Martin M. Barillas Martin M. Barillas Follow Martin

CINCINNATI, September 10, 2019 (LifeSiteNews) -- Planned Parenthood locations are closing down, thanks to the Trump administration’s changes to the nation’s Title X family planning program, the New York Times lamented in an editorial bylined by its editorial board.

According to the New York Times, the Trump administration had undermined the federal Title X “family planning program”, thus “making it harder for women’s health clinics to stay afloat and for patients to afford birth control and other services”. 

“Three weeks after Planned Parenthood was effectively forced out of the Title X program, the group has announced that two of its clinics in the Cincinnati area will close this month — a fate that Planned Parenthood officials say was accelerated by the administration’s changes to Title X. Those changes include barring clinics that perform or even refer patients for abortions from receiving federal family planning dollars unless they jump through a near-impossible series of hoops,” the New York Times stated in its Sept 9 article. 

According to Planned Parenthood of Southwest Ohio, the Springdale Health Center and Western Hills Health Center in West Price Hill serve more than 6,000 patients a year. They will close by September 20. According to Cincinnati.com, neither of the two locations commits abortions. Planned Parenthood blamed what it has described as a “gag rule”  that prevents funding recipients of Title X funding to recommend or advocate for abortion. 

Deciding that it will not comply with the new rules, Planned Parenthood will not accept Title X funding. According to media reports, it receives approximately $60 million in Title X funds per year. However, according to a Congressionally-mandated report by the Government Accounting Office, Planned Parenthood received over $1.5 billion in taxpayer funds from 2013 to 2015.

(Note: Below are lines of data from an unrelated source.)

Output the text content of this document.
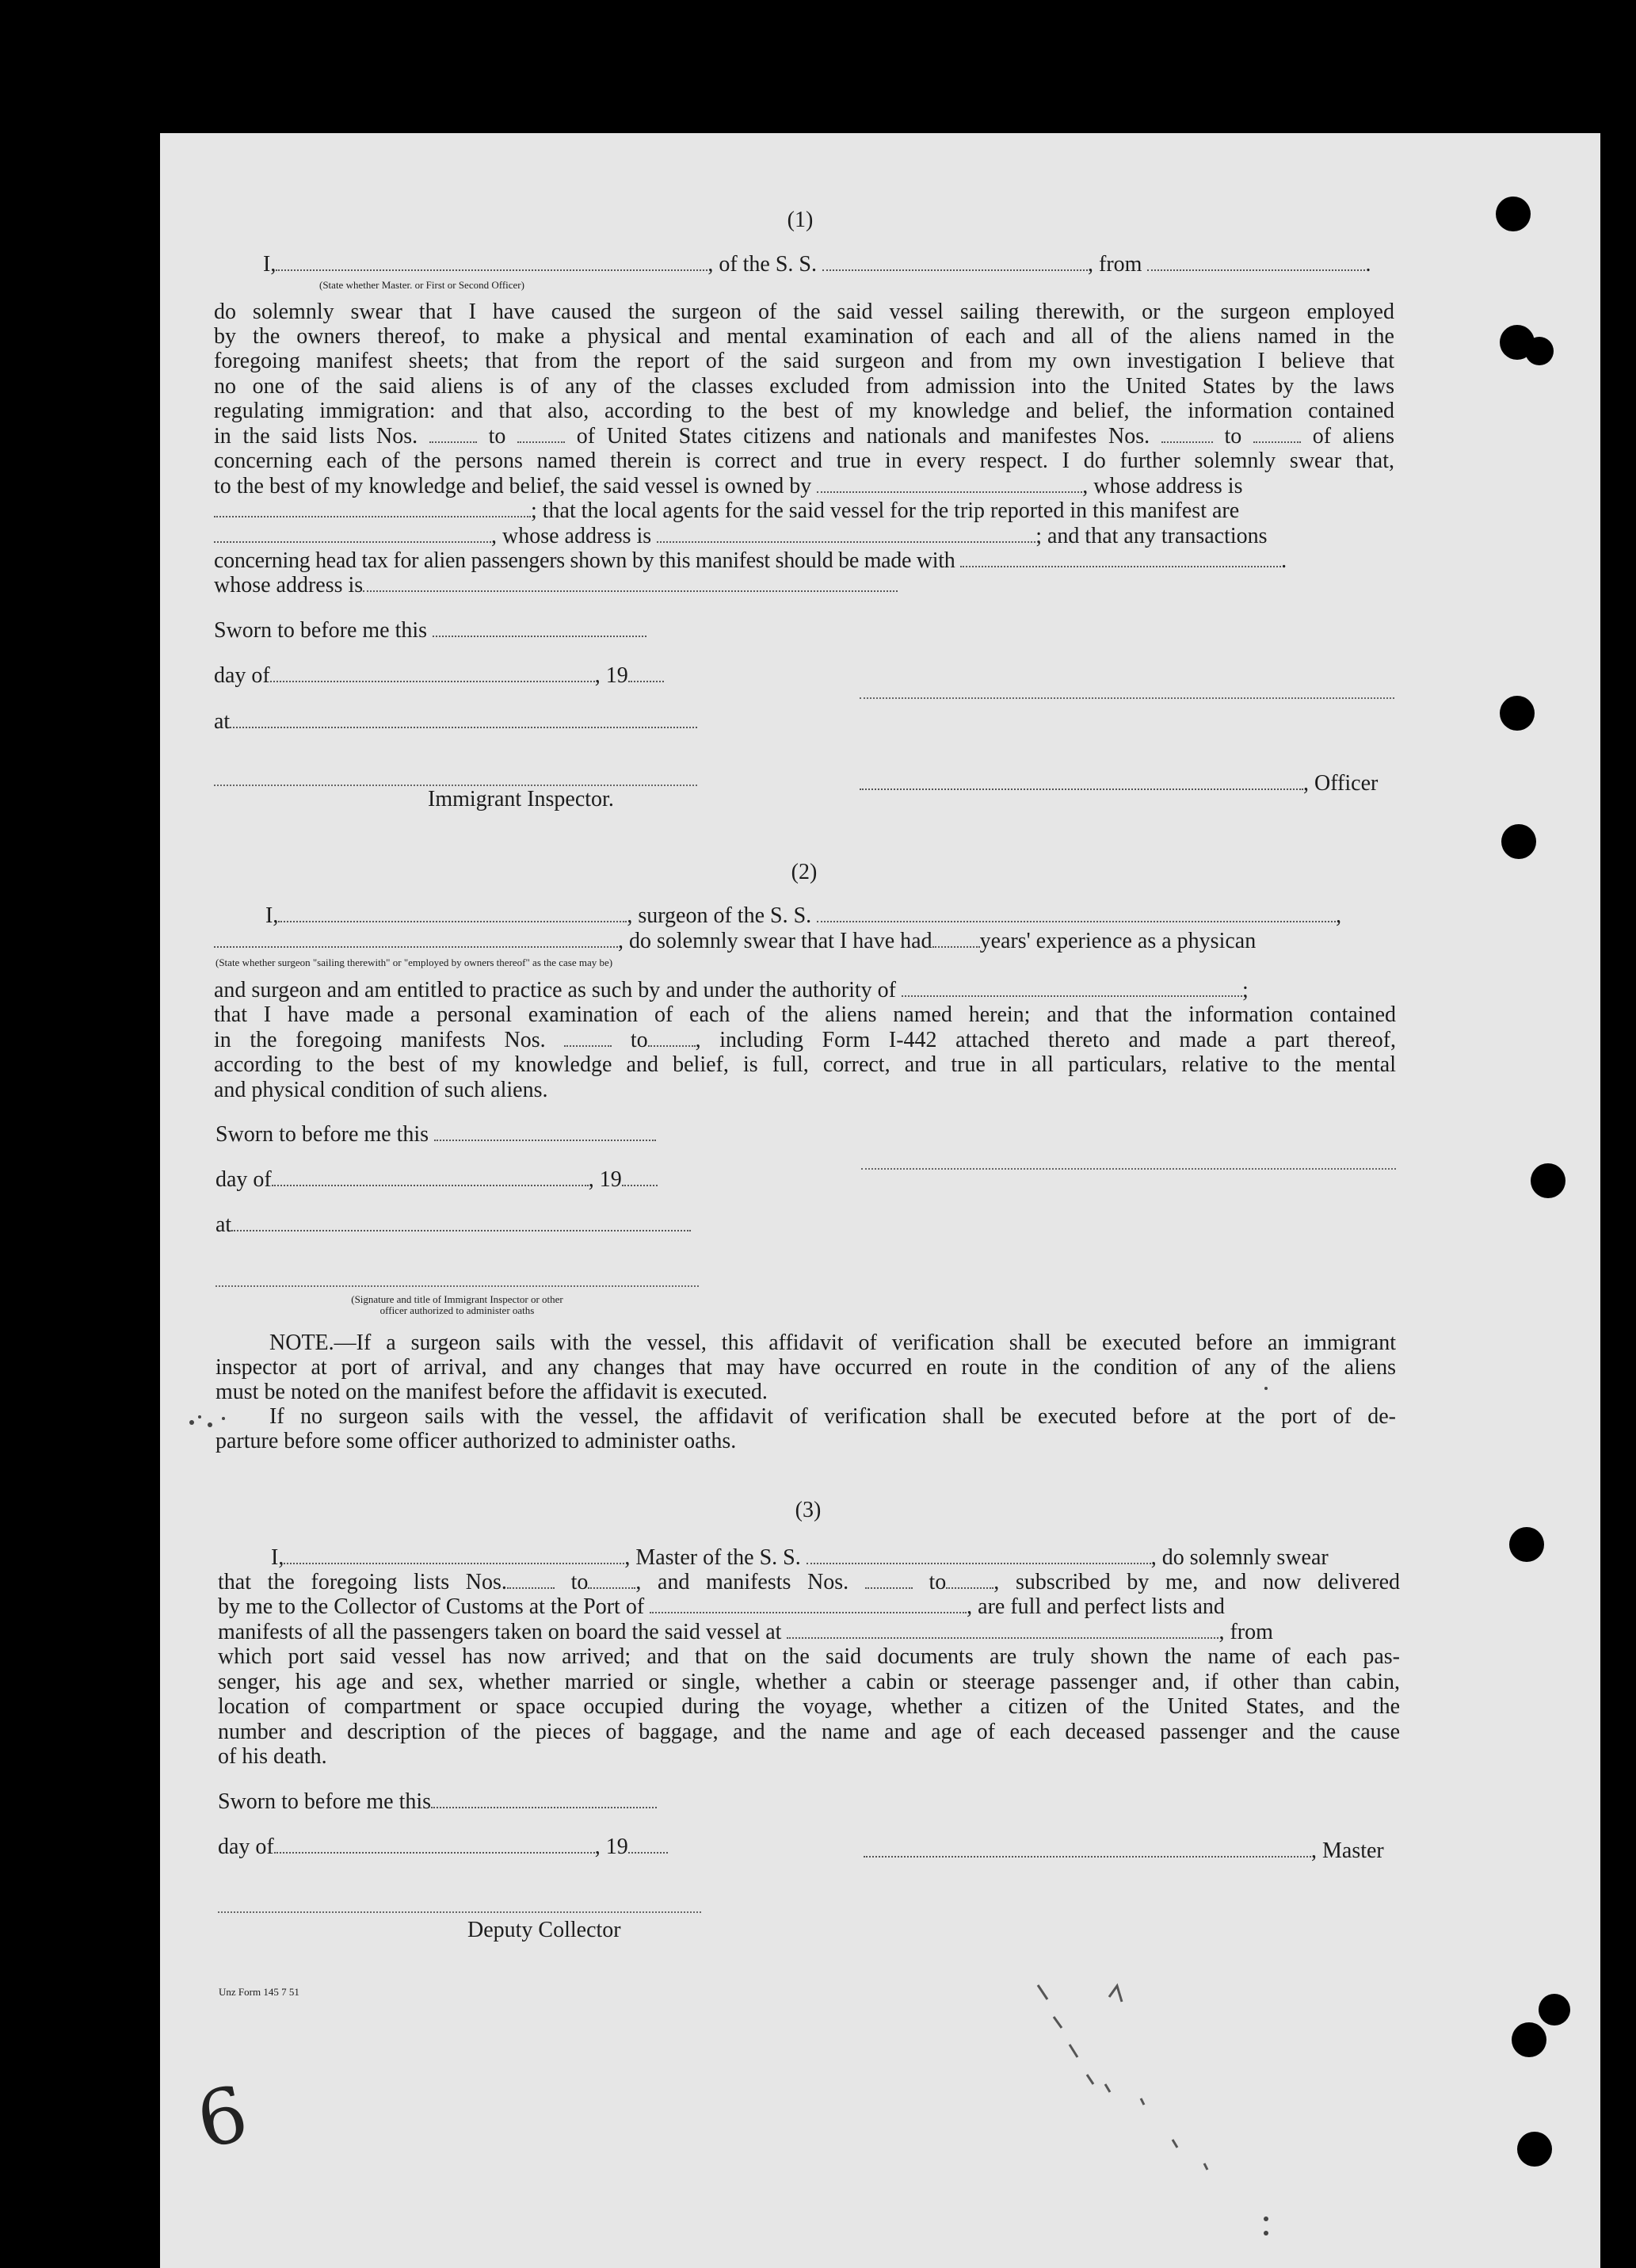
(1)
I,	, of the S. S.	, from	.
(State whether Master. or First or Second Officer)
do solemnly swear that I have caused the surgeon of the said vessel sailing therewith, or the surgeon employed
by the owners thereof, to make a physical and mental examination of each and all of the aliens named in the
foregoing manifest sheets; that from the report of the said surgeon and from my own investigation I believe that
no one of the said aliens is of any of the classes excluded from admission into the United States by the laws
regulating immigration: and that also, according to the best of my knowledge and belief, the information contained
in the said lists Nos.	to	of United States citizens and nationals and manifestes Nos.	to	of aliens
concerning each of the persons named therein is correct and true in every respect. I do further solemnly swear that,
to the best of my knowledge and belief, the said vessel is owned by	, whose address is
; that the local agents for the said vessel for the trip reported in this manifest are
, whose address is	; and that any transactions
concerning head tax for alien passengers shown by this manifest should be made with	.
whose address is
Sworn to before me this
day of	, 19
at
, Officer
Immigrant Inspector.
(2)
I,	, surgeon of the S. S.	,
, do solemnly swear that I have had years' experience as a physican
(State whether surgeon "sailing therewith" or "employed by owners thereof" as the case may be)
and surgeon and am entitled to practice as such by and under the authority of	;
that I have made a personal examination of each of the aliens named herein; and that the information contained
in the foregoing manifests Nos.	to , including Form I-442 attached thereto and made a part thereof,
according to the best of my knowledge and belief, is full, correct, and true in all particulars, relative to the mental
and physical condition of such aliens.
Sworn to before me this
day of	, 19
at
(Signature and title of Immigrant Inspector or other
officer authorized to administer oaths
NOTE.—If a surgeon sails with the vessel, this affidavit of verification shall be executed before an immigrant
inspector at port of arrival, and any changes that may have occurred en route in the condition of any of the aliens
must be noted on the manifest before the affidavit is executed.
If no surgeon sails with the vessel, the affidavit of verification shall be executed before at the port of de-
parture before some officer authorized to administer oaths.
(3)
I,	, Master of the S. S.	, do solemnly swear
that the foregoing lists Nos.	to , and manifests Nos.	to , subscribed by me, and now delivered
by me to the Collector of Customs at the Port of	, are full and perfect lists and
manifests of all the passengers taken on board the said vessel at	, from
which port said vessel has now arrived; and that on the said documents are truly shown the name of each pas-
senger, his age and sex, whether married or single, whether a cabin or steerage passenger and, if other than cabin,
location of compartment or space occupied during the voyage, whether a citizen of the United States, and the
number and description of the pieces of baggage, and the name and age of each deceased passenger and the cause
of his death.
Sworn to before me this
day of	, 19	, Master
Deputy Collector
Unz Form 145 7 51
6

In 2016, Ohio lawmakers defunded Planned Parenthood from several programs through legislation that was upheld by a federal court this year. In Ohio, Planned Parenthood received about $600,000 in state funding in 2018. Planned Parenthood has long held that government funding does not pay for abortions, but pro-life advocates have pointed out that government funding offsets the organization’s operating costs and thus provides indirect support for abortion.

Planned Parenthood CEO Kersha Deibel of Southwest Ohio said that Republican politicians such as Senator Rob Portman and Governor Mike DeWine have long sought to curtail abortion.

"This is the world they want to see: one where women lose access to birth control, where information about how to access abortion is held hostage, and where, if you don’t have money, it’s almost impossible to access an STI test or a cancer screening."

Ironically, at a press conference outside of Sen. Portman’s office, Deibel said that Ohio is among the worst states in the union in terms of infant mortality. She vowed to continue to fight for abortion.

The New York Times noted that Planned Parenthood is seeking additional donations to cover any shortfall resulting from the loss of government funds. While crediting abortion facilities with “resourcefullness,” the newspaper fears that it is “only a matter of time before more facilities around the country” close their doors.